Saya mengenal Muzammil lebih kurang tahun lalu. Ketika ada tulisan dari mojok.co yang lebih kurang intinya begini :
“Kita patut berterima kasih kepada Muzammil. Karena dengan hadirnya sosok Muzammil, anak muda Indonesia punya sosok idola baru yang positif. Di saat anak muda lain malah sok mengikuti artis yang tabiatnya tidak karuan”
Redaksinya nggak begitu sih. Tapi ya lebih kurang begitu. Kalau mau versi lengkap, coba baca di sini.
Sejujurnya saya belum pernah ketemu langsung dengan Muzammil. Walaupun dia seringkali tur ke kota tempat saya kuliah, Surabaya, saya tak sempat hadir. Bahkan ketika dia hadir di Pekanbaru, tak jauh dari kota saya dibesarkan, saya pun tak sempat hadir. Karena saya lagi di Surabaya. Ya memang mungkin tidak berjodoh.
Tapi saya harus akui, walaupun saya bukan fans dari Muzammil, saya berada di pihaknya. I stand on the right side. Begitulah kira-kira.
Sempat belum berapa lama ini, saya membaca postingan yang bernada sinis. Saya rahasiakan namanya ya biar tak ada fitnah.
Jika ada qari’ fashionable, dan terlalu muluk di nada, maka saya sarankan tinggalkan. Terutama qari’ muda yang diusung media. Mungkin bagi kalangan musisi, atau belum mengenal pengajian, qari’ yang muluk-muluk, takalluf (kebangetan), dan fashionable (agar memikat) bisa dijadikan referensi. Tapi bagi yang sudah rajin ngaji, tidak.
Apalagi sampai ke qari’ yang membuat banyak perempuan menjerit-jerit di stadion, di masjid, dll. Qori’ itu bukan boyband.
Sesiapa yang fokusnya di nada, ia sedang menempuh bencana
Lalu captionnya : awas bencana, yuk ngaji!
Sesaat membaca status ini, jujur saja saya tersinggung. Tapi saya harus sadar untuk mengendalikan respon. Lalu, perlahan saya pun memaknai.
Sebenarnya nasihat ini tak salah. Tapi dirasa agak nganu aja. Karena apa?
Kita hidup di era digital. Zaman di mana siapapun bisa jadi artis. Bahkan mirisnya, banyak contoh yang mengarah ke pergaulan bebas, omongan kasar, dan masih banyak PR lainnya. Teladan baik di dunia digital sangat sedikit. Karena itulah kita harus melawan. Kita harus bermunculan. Pun jika tidak kita yang muncul, dukung orang-orang baik yang bisa memberikan pengaruh positif.

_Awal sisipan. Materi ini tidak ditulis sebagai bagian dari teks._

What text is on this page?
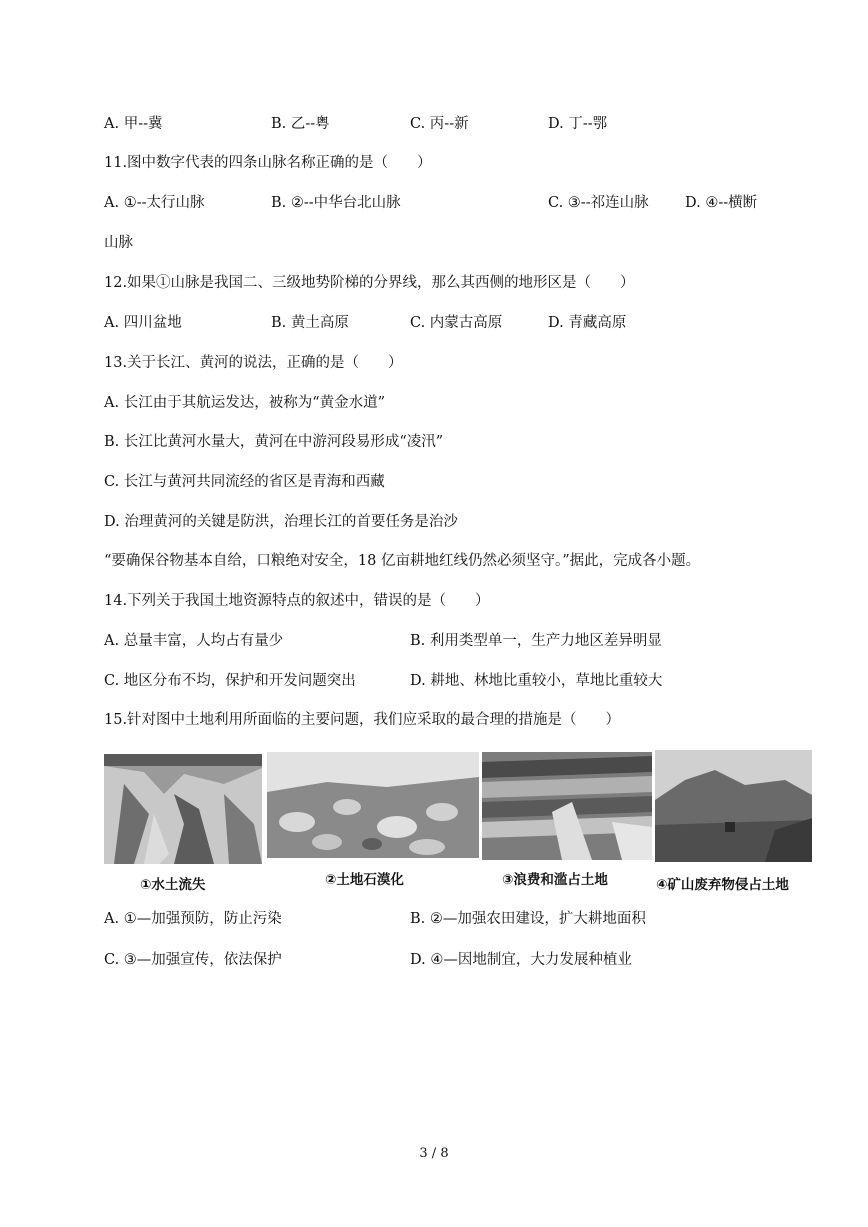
A. 甲--冀	B. 乙--粤	C. 丙--新	D. 丁--鄂
11.图中数字代表的四条山脉名称正确的是（　　）
A. ①--太行山脉	B. ②--中华台北山脉	C. ③--祁连山脉	D. ④--横断
山脉
12.如果①山脉是我国二、三级地势阶梯的分界线，那么其西侧的地形区是（　　）
A. 四川盆地	B. 黄土高原	C. 内蒙古高原	D. 青藏高原
13.关于长江、黄河的说法，正确的是（　　）
A. 长江由于其航运发达，被称为“黄金水道”
B. 长江比黄河水量大，黄河在中游河段易形成“凌汛”
C. 长江与黄河共同流经的省区是青海和西藏
D. 治理黄河的关键是防洪，治理长江的首要任务是治沙
“要确保谷物基本自给，口粮绝对安全，18 亿亩耕地红线仍然必须坚守。”据此，完成各小题。
14.下列关于我国土地资源特点的叙述中，错误的是（　　）
A. 总量丰富，人均占有量少	B. 利用类型单一，生产力地区差异明显
C. 地区分布不均，保护和开发问题突出	D. 耕地、林地比重较小，草地比重较大
15.针对图中土地利用所面临的主要问题，我们应采取的最合理的措施是（　　）
①水土流失	②土地石漠化	③浪费和滥占土地	④矿山废弃物侵占土地
A. ①—加强预防，防止污染	B. ②—加强农田建设，扩大耕地面积
C. ③—加强宣传，依法保护	D. ④—因地制宜，大力发展种植业
3 / 8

Saya pun teringat dengan pesan Iqbal Hariadi, marketing manager kitabisa.com :
“Karya” negatif nggak bisa dihentikan, tapi bisa dilawan. Cara paling praktis adalah #BalasdenganKarya . Isi sosmed dan kehidupan kita dengan konten positif. Sharing, cerita, karya.”
Lihatlah berapa banyak karya negatif yang semakin hari semakin bermunculan. Kita harus lawan itu. Jangan hanya diam. Dan Muzammil, berada pada garis tersebut. Hanya saja sayangnya, banyak sekali mereka yang tidak berada pada garis perlawanan, tapi malah melemahkan.
“Ngaji itu tidak boleh riya”
“Kamu ngaji ingin dipuji ya”
“Qari fashionale itu tidak sunnah”
Banyak komen negatif lainnya yang melemahkan. Lihat saja, kamu pasti bisa menemukannya.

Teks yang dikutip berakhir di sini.